From the Foreword by Hamza Yusuf Hanson
"One of the most important intermediate texts of the Māturīdī school, Al-Bidāyah, had a profound influence on Muslim scholastics and was widely used and often cited in some of the most important commentaries of both the Māturīdī and Ash¢arī schools. . . .
This excellent translation and commentary by Shaykh Faraz Khan—a well-schooled, budding scholastic himself—qualifies as the first major translation of a foundational Māturīdī text into the English language. Such texts remain relevant to the continued theological discourse within Islam and without, given the Māturīdī school’s continued relevance, which cannot be overstated.
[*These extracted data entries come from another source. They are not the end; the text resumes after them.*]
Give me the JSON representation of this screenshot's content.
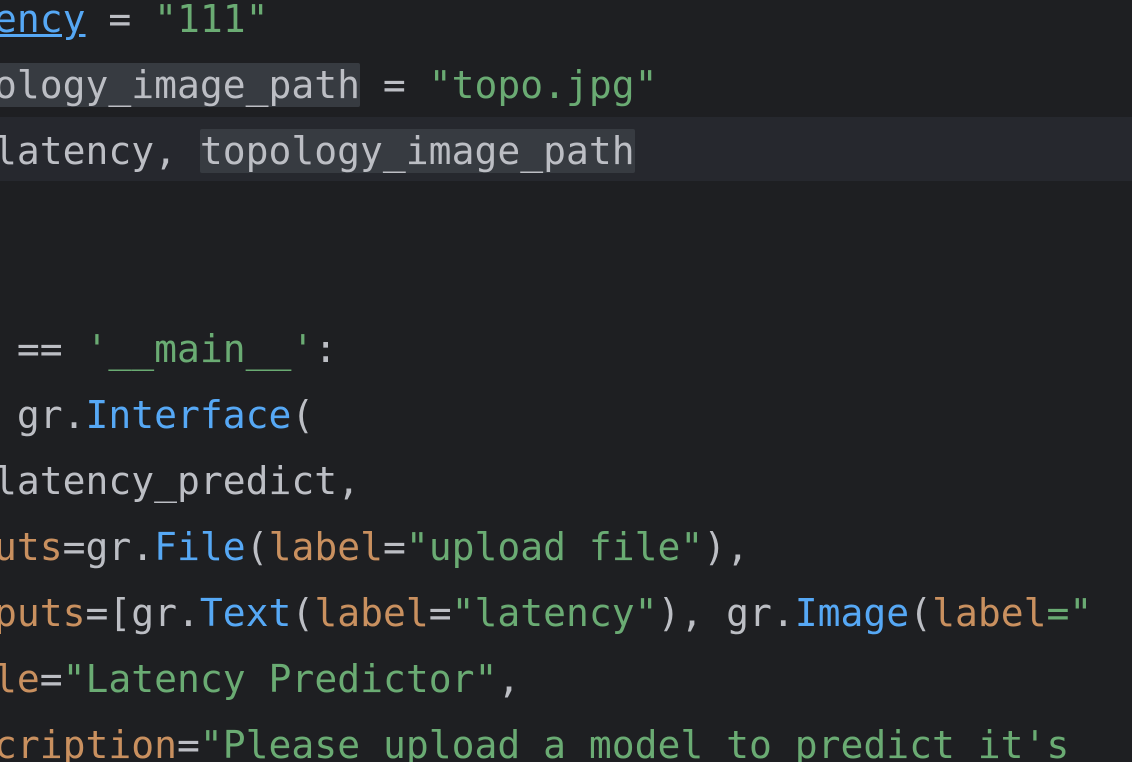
{
  "editor": {
    "colors": {
      "background": "#1e1f22",
      "current_line": "#26282e",
      "string": "#6aab73",
      "function": "#56a8f5",
      "named_param": "#c9905f",
      "default_text": "#bcbec4",
      "usage_highlight": "#373b41"
    },
    "lines": [
      {
        "tokens": [
          {
            "text": "ency",
            "style": "ul"
          },
          {
            "text": " = ",
            "style": "plain"
          },
          {
            "text": "\"111\"",
            "style": "str"
          }
        ]
      },
      {
        "tokens": [
          {
            "text": "ology_image_path",
            "style": "usage"
          },
          {
            "text": " = ",
            "style": "plain"
          },
          {
            "text": "\"topo.jpg\"",
            "style": "str"
          }
        ]
      },
      {
        "tokens": [
          {
            "text": "latency, ",
            "style": "plain"
          },
          {
            "text": "topology_image_path",
            "style": "usage"
          }
        ]
      },
      {
        "tokens": []
      },
      {
        "tokens": []
      },
      {
        "tokens": [
          {
            "text": " == ",
            "style": "plain"
          },
          {
            "text": "'__main__'",
            "style": "str"
          },
          {
            "text": ":",
            "style": "plain"
          }
        ]
      },
      {
        "tokens": [
          {
            "text": " gr.",
            "style": "plain"
          },
          {
            "text": "Interface",
            "style": "fn"
          },
          {
            "text": "(",
            "style": "plain"
          }
        ]
      },
      {
        "tokens": [
          {
            "text": "latency_predict,",
            "style": "plain"
          }
        ]
      },
      {
        "tokens": [
          {
            "text": "uts",
            "style": "param"
          },
          {
            "text": "=gr.",
            "style": "plain"
          },
          {
            "text": "File",
            "style": "fn"
          },
          {
            "text": "(",
            "style": "plain"
          },
          {
            "text": "label",
            "style": "param"
          },
          {
            "text": "=",
            "style": "plain"
          },
          {
            "text": "\"upload file\"",
            "style": "str"
          },
          {
            "text": "),",
            "style": "plain"
          }
        ]
      },
      {
        "tokens": [
          {
            "text": "puts",
            "style": "param"
          },
          {
            "text": "=[gr.",
            "style": "plain"
          },
          {
            "text": "Text",
            "style": "fn"
          },
          {
            "text": "(",
            "style": "plain"
          },
          {
            "text": "label",
            "style": "param"
          },
          {
            "text": "=",
            "style": "plain"
          },
          {
            "text": "\"latency\"",
            "style": "str"
          },
          {
            "text": "), gr.",
            "style": "plain"
          },
          {
            "text": "Image",
            "style": "fn"
          },
          {
            "text": "(",
            "style": "plain"
          },
          {
            "text": "label",
            "style": "param"
          },
          {
            "text": "=\"",
            "style": "str"
          }
        ]
      },
      {
        "tokens": [
          {
            "text": "le",
            "style": "param"
          },
          {
            "text": "=",
            "style": "plain"
          },
          {
            "text": "\"Latency Predictor\"",
            "style": "str"
          },
          {
            "text": ",",
            "style": "plain"
          }
        ]
      },
      {
        "tokens": [
          {
            "text": "cription",
            "style": "param"
          },
          {
            "text": "=",
            "style": "plain"
          },
          {
            "text": "\"Please upload a model to predict it's",
            "style": "str"
          }
        ]
      }
    ]
  }
}
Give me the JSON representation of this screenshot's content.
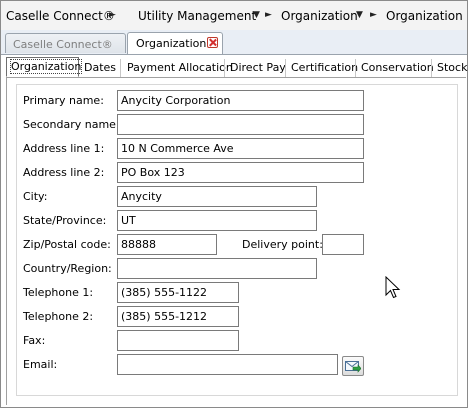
{
  "breadcrumb": {
    "items": [
      "Caselle Connect®",
      "Utility Management",
      "Organization",
      "Organization"
    ]
  },
  "doc_tabs": [
    {
      "label": "Caselle Connect®",
      "active": false
    },
    {
      "label": "Organization",
      "active": true
    }
  ],
  "sub_tabs": [
    {
      "label": "Organization",
      "active": true
    },
    {
      "label": "Dates"
    },
    {
      "label": "Payment Allocation"
    },
    {
      "label": "Direct Pay"
    },
    {
      "label": "Certification"
    },
    {
      "label": "Conservation"
    },
    {
      "label": "Stock"
    }
  ],
  "form": {
    "primary_name": {
      "label": "Primary name:",
      "value": "Anycity Corporation"
    },
    "secondary_name": {
      "label": "Secondary name:",
      "value": ""
    },
    "address_line_1": {
      "label": "Address line 1:",
      "value": "10 N Commerce Ave"
    },
    "address_line_2": {
      "label": "Address line 2:",
      "value": "PO Box 123"
    },
    "city": {
      "label": "City:",
      "value": "Anycity"
    },
    "state": {
      "label": "State/Province:",
      "value": "UT"
    },
    "zip": {
      "label": "Zip/Postal code:",
      "value": "88888"
    },
    "delivery_point": {
      "label": "Delivery point:",
      "value": ""
    },
    "country": {
      "label": "Country/Region:",
      "value": ""
    },
    "telephone_1": {
      "label": "Telephone 1:",
      "value": "(385) 555-1122"
    },
    "telephone_2": {
      "label": "Telephone 2:",
      "value": "(385) 555-1212"
    },
    "fax": {
      "label": "Fax:",
      "value": ""
    },
    "email": {
      "label": "Email:",
      "value": ""
    }
  },
  "icons": {
    "breadcrumb_arrow": "triangle-right",
    "breadcrumb_dropdown": "triangle-down",
    "tab_close": "close-icon",
    "email_button": "send-email-icon"
  },
  "colors": {
    "tab_close_red": "#d32f2f",
    "border": "#7a7a7a"
  }
}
The school’s perpetuity remains ensured by its unique characteristics: its soft natural law approach, which counters the hard Mu¢tazilī position; its affirmation of the centrality of reason; its emphasis on moral accountability in the absence of revelation; and its subtle awareness of the seemingly intractable problems of causation, free will, and divine determinism that reveal its concern for the most compelling problems of theology.
Kalam (Islamic theology), like all the great sciences and teachings of Islam, needs renewal and development, especially in light of the immense strides our species has made in the physical sciences—sciences that Muslim theologians were always engaged in during the great periods of Muslim intellectual flourishing."